Concat is even worse, with ~56 seconds:
df: pd.DataFrame = pd.DataFrame(np.empty(0, dtype=dtypes))
for i in range(10000):
pd.concat([df, pd.DataFrame(createRow(i))])
Nothing too surprising, since it takes a new dataframe at every step, wraps both old and new dataframe into a list and then concatenates them. Ouch.
(Yes, pd.concat requires a collection of dataframes to work with. yay.)
ncalls tottime percall cumtime percall filename:lineno(function)
10000 0.215 0.000 56.281 0.006 C:\Users\\PycharmProjects\playground\venv\lib\site-packages\pandas\core\reshape\concat.py:149(concat)
10000 0.742 0.000 37.292 0.004 C:\Users\\PycharmProjects\playground\venv\lib\site-packages\pandas\core\reshape\concat.py:565(get_result)
10000 0.693 0.000 22.621 0.002 C:\Users\\PycharmProjects\playground\venv\lib\site-packages\pandas\core\internals\concat.py:176(concatenate_managers)
The recommended way is to create the list as you're already doing, then convert it to a dataframe.
l = []
for i in range(1000000):
l.append(createRow(i))
df = pd.DataFrame(l, columns=['a', 'b', 'c', 'd'])
Suddenly, the bottleneck becomes the api(or in our case the generating function):
Note, that I've increased the number of iteration 100 times since it's so fast that 10000 iterations wasn't enough to see any meaningful values. (both append and concat are quadratic time-wise, this should be linear)
ncalls tottime percall cumtime percall filename:lineno(function)
1000000 1.830 0.000 10.026 0.000 C:\Users\\PycharmProjects\playground\main.py:7(createRow)

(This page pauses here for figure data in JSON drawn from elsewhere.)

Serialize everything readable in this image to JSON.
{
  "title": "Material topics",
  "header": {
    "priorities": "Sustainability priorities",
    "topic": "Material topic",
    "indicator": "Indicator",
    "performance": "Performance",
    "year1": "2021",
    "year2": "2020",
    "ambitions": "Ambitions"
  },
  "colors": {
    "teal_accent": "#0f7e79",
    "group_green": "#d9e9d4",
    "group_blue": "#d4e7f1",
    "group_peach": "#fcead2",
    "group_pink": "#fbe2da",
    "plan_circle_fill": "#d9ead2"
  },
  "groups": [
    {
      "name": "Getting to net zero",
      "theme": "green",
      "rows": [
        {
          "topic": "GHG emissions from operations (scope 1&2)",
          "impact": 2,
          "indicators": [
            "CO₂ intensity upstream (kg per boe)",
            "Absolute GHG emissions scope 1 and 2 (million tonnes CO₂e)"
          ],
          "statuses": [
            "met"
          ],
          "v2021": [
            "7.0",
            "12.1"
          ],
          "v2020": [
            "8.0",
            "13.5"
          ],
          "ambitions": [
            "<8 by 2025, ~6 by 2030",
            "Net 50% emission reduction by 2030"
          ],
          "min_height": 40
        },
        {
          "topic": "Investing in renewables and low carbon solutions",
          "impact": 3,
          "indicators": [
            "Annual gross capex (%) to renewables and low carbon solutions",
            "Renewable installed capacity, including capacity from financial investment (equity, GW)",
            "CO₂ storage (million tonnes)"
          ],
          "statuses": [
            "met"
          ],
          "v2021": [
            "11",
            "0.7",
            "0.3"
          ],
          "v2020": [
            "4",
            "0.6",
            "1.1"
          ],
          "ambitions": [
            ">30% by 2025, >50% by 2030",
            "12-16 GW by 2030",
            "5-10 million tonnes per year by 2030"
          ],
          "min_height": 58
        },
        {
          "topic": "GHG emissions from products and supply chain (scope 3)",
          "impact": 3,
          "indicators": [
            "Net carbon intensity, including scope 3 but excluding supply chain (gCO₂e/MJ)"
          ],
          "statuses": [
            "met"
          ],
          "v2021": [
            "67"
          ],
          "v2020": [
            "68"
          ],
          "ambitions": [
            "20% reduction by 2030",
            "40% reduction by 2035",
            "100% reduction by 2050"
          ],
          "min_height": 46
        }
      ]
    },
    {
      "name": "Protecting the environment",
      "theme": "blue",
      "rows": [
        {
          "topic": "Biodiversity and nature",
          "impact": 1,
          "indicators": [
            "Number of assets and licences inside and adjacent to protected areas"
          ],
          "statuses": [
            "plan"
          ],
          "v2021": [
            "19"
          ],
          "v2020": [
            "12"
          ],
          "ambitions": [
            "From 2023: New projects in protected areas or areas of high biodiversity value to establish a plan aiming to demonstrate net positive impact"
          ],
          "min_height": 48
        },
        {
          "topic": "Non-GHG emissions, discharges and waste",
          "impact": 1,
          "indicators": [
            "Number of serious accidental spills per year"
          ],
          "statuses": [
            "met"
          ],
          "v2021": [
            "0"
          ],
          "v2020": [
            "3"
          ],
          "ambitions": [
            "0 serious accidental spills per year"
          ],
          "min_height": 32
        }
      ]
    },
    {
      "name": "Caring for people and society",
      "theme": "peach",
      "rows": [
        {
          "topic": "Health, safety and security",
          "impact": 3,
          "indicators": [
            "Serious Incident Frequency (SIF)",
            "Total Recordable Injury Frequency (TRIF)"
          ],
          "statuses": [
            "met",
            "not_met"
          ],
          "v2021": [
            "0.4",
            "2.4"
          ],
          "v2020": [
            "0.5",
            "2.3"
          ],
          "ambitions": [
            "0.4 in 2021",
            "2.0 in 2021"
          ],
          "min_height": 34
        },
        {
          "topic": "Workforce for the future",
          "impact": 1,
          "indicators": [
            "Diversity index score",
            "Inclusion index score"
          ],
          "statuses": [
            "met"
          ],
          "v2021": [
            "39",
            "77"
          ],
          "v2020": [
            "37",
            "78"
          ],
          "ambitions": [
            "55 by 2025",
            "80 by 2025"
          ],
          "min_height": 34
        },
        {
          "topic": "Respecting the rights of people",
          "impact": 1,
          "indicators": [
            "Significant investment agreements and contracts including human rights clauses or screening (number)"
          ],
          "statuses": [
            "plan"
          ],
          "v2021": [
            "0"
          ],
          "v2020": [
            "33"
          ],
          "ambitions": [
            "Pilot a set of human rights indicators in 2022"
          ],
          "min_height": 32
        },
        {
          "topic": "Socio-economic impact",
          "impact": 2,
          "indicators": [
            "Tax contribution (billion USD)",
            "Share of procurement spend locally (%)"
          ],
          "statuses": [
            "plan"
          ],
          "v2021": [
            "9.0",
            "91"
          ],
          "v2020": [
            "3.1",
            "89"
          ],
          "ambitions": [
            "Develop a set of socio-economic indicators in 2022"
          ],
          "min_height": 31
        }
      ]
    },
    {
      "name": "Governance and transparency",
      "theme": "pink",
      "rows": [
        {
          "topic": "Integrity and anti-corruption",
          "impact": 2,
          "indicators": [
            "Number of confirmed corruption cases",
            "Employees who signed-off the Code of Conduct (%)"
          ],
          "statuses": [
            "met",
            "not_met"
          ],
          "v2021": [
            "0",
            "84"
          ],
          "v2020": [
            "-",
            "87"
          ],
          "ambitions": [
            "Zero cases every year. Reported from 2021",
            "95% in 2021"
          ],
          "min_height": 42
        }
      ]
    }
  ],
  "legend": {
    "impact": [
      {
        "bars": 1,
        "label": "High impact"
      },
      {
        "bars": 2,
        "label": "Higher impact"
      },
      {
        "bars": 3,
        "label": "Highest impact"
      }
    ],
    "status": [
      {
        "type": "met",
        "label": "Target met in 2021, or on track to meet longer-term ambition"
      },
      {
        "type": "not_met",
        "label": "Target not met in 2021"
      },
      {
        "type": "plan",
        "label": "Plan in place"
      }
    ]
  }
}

1000000 6.142 0.000 6.142 0.000 {method 'randint' of 'numpy.random.mtrand.RandomState' objects}
1000000 2.054 0.000 2.054 0.000 {method 'randn' of 'numpy.random.mtrand.RandomState' objects}
2 0.000 0.000 0.979 0.489 C:\Users\\PycharmProjects\playground\venv\lib\site-packages\pandas\core\frame.py:641(__init__)
2 0.000 0.000 0.938 0.469 C:\Users\\PycharmProjects\playground\venv\lib\site-packages\pandas\core\internals\construction.py:775(to_arrays)
1 0.000 0.000 0.937 0.937 C:\Users\\PycharmProjects\playground\venv\lib\site-packages\pandas\core\internals\construction.py:484(nested_data_to_arrays)
So this should answer your question. Also, since the API now becomes the bottleneck, it would be overoptimization to try and reduce the time any more - unless for some reason your API is so fast that this doesn't happen.